I Thought I Knew

It was a surprise when I recently grasped how much I really didn’t know about intercession.  It’s not that I thought so highly of myself, but I had a fair amount of instruction, time, and experience with the Lord in prayer and intercession.  I know quite a bit more now than I used to, but in a head-on collision of my knowledge with God’s, guess whose fell dramatically short – basically to the measure of infinitesimal?

The early ’97 journal entry I read while working on my book indicated that the Lord was preparing me for a time of intense intercession.  That was His phrase, not mine.  I thought, then, that I knew what He meant by it.  Now, reading it 13 years later, I know what He meant.  It was not total lack of knowledge that was my problem then, but not even knowing I lacked the knowledge I needed – that there was so much more to know – so I didn’t ask the Lord for further direction or clarification.  Even the increased knowledge I have now, which helps me understand what He was saying then, is minuscule in comparison with His eternally infinite knowledge.

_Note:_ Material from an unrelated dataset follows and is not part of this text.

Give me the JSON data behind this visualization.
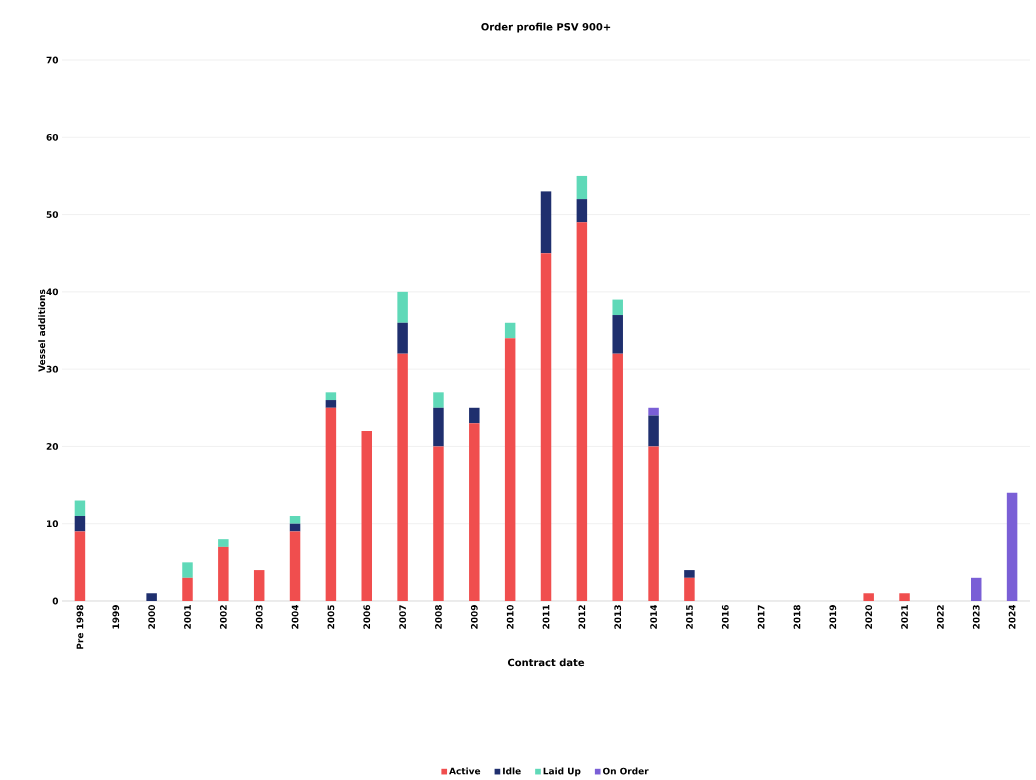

Equally amazing is this same truth at work in every other part of my walk with Christ.  No matter how long I walk with Him, and no matter how many hours I spend in study, regardless of the topic, His wisdom and knowledge is profoundly beyond what I can ever know about anything!  (The word omniscient comes to mind.)

I find this absolutely freeing!  Don’t we talk about relying on Christ alone?  About having the mind of Christ?  About trusting Christ?  My reliance and trust are not to be in what I know, for it will always be lacking.  It’s His knowledge I need, and He is willing to give it, if I will only ask, whatever the issue: prayer, the love walk, healing, etc.

1 Corinthians 8:2 The man who thinks he knows something does not yet know as he ought to know. NIV

Now I know what I need to know for any situation: I simply need to know and rest in the One Who knows all, the One Who lives in me – Jesus Christ.